Some families arrive in Columbus in the morning and go immediately to Nationwide Children’s Hospital or any of the other area hospitals with their child. The family, minus their child (who has now been checked in to the hospital) then comes to RMH after an exhausting day at the hospital to get checked into the House. Their needs seem to be different than those families who come to RMH late with their child still in tow so I try to adapt. However, these families all seem to have one thing in common—they look frightened and their look seems to say what is going to happen to my child? Either way there is visible relief when they understand there’s a place for them to eat and sleep. I tell them they are in the best place in the world—the hospital will take care of their child and RMH will take care of them with love and compassion.
When families check in, I like them to understand their basic needs will be taken care of: where they will sleep and where they will eat. As we walk around, I try to understand their needs, particularly if they plan to be here a night or two or for an extended period of time. Laundry facility, a spa where they can get haircuts, gym, movies, game room, library, etc. For families who check in late and are worn out from the drive, I give them an “efficient tour” and encourage them to read the facility information in their room or explore the House when they have a free moment.
When I was a Housewarmer, I certainly had the ability to say hi to folks over the weeks and make this experience more personal for them. The position of House Host, however, makes it possible to remember names (not always) but at least remember them and why they are there. It seems a great idea to touch as many lives as possible and a great strategic decision by RMH to create this position.
I was so touched when one of our families, who I had checked in and seen many times since then, came up to me and asked if I had eaten. I told them I had not. They then offered me some of food they had prepared for themselves. I think it’s symbolic of the appreciation of the families to RMH.
I love it when families come in late and have a little girl in tow, invariably going into Children’s for special testing or a procedure. I ask if they would like to see The Princess Room. The joy and awe on these little faces (and the parents) is incredible when they see it and go in. Maybe the visit is for open heart surgery or some other complicated procedure and they won’t have a chance to see it again. It’s wonderful for me and hopefully for them as well.

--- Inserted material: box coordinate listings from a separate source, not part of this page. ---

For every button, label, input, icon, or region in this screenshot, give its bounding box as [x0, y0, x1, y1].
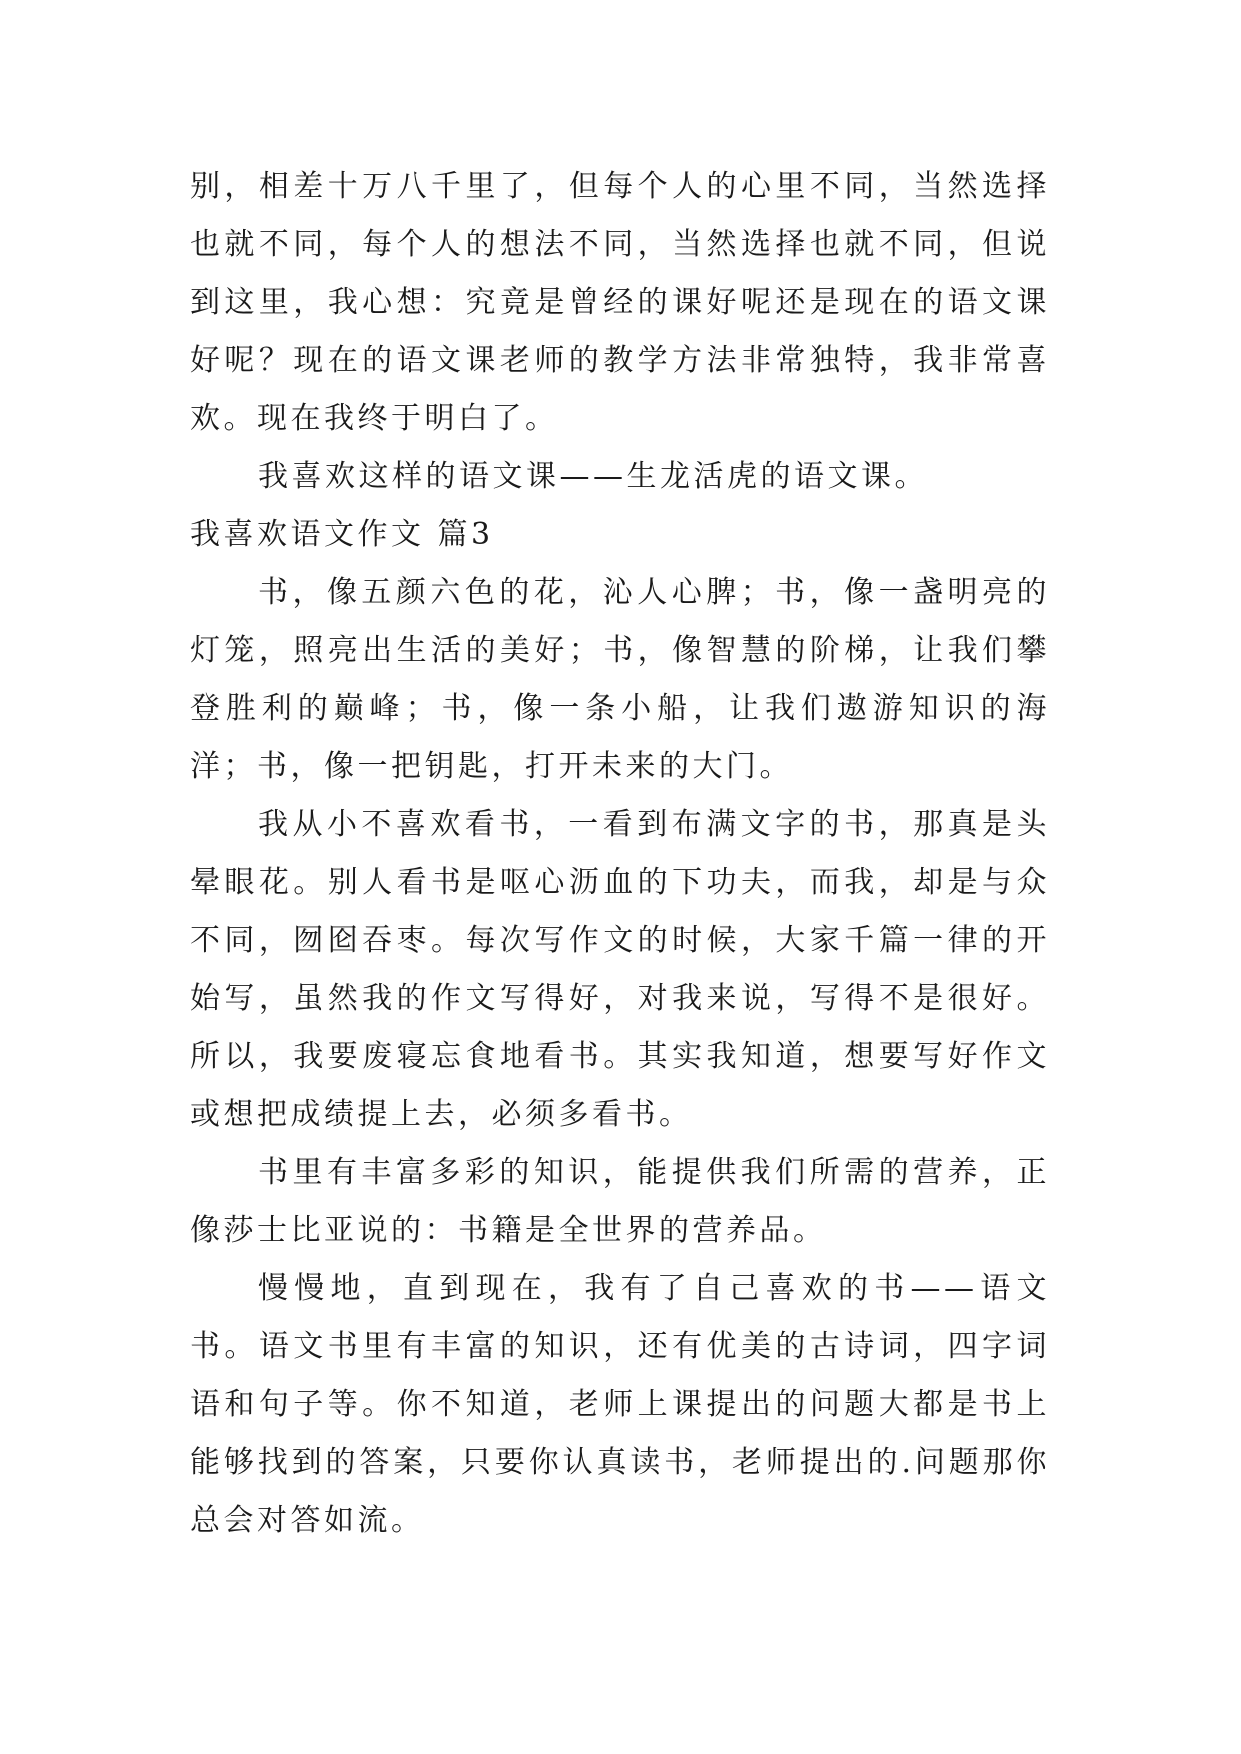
- document-body: [190, 158, 1050, 1550]
- paragraph-closing-sentence: 我喜欢这样的语文课——生龙活虎的语文课。: [258, 459, 928, 494]
- section-heading: 我喜欢语文作文 篇3: [190, 517, 494, 552]
- paragraph-book-metaphors: 书，像五颜六色的花，沁人心脾；书，像一盏明亮的灯笼，照亮出生活的美好；书，像智慧的阶梯，让我们攀登胜利的巅峰；书，像一条小船，让我们遨游知识的海洋；书，像一把钥匙，打开未来的大门。: [190, 575, 1050, 784]
- paragraph-chinese-textbook: 慢慢地，直到现在，我有了自己喜欢的书——语文书。语文书里有丰富的知识，还有优美的古诗词，四字词语和句子等。你不知道，老师上课提出的问题大都是书上能够找到的答案，只要你认真读书，老师提出的.问题那你总会对答如流。: [190, 1271, 1050, 1538]
- paragraph-shakespeare-quote: 书里有丰富多彩的知识，能提供我们所需的营养，正像莎士比亚说的：书籍是全世界的营养品。: [190, 1155, 1050, 1248]
- paragraph-childhood-reading: 我从小不喜欢看书，一看到布满文字的书，那真是头晕眼花。别人看书是呕心沥血的下功夫，而我，却是与众不同，囫囵吞枣。每次写作文的时候，大家千篇一律的开始写，虽然我的作文写得好，对我来说，写得不是很好。所以，我要废寝忘食地看书。其实我知道，想要写好作文或想把成绩提上去，必须多看书。: [190, 807, 1050, 1132]
- paragraph-continuation: 别，相差十万八千里了，但每个人的心里不同，当然选择也就不同，每个人的想法不同，当然选择也就不同，但说到这里，我心想：究竟是曾经的课好呢还是现在的语文课好呢？现在的语文课老师的教学方法非常独特，我非常喜欢。现在我终于明白了。: [190, 169, 1050, 436]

I also volunteer at another area hospital’s emergency room every week, also where I have the opportunity to work with families of patients who are brought in for emergency treatment. The personal dynamics are virtually the same—fear of the unknown. Though at the hospital it’s more of a short term issue while at the Columbus Ronald McDonald House, unfortunately, is generally longer term. The support of RMH is an incredible benefit to our families and we should all feel proud for contributing.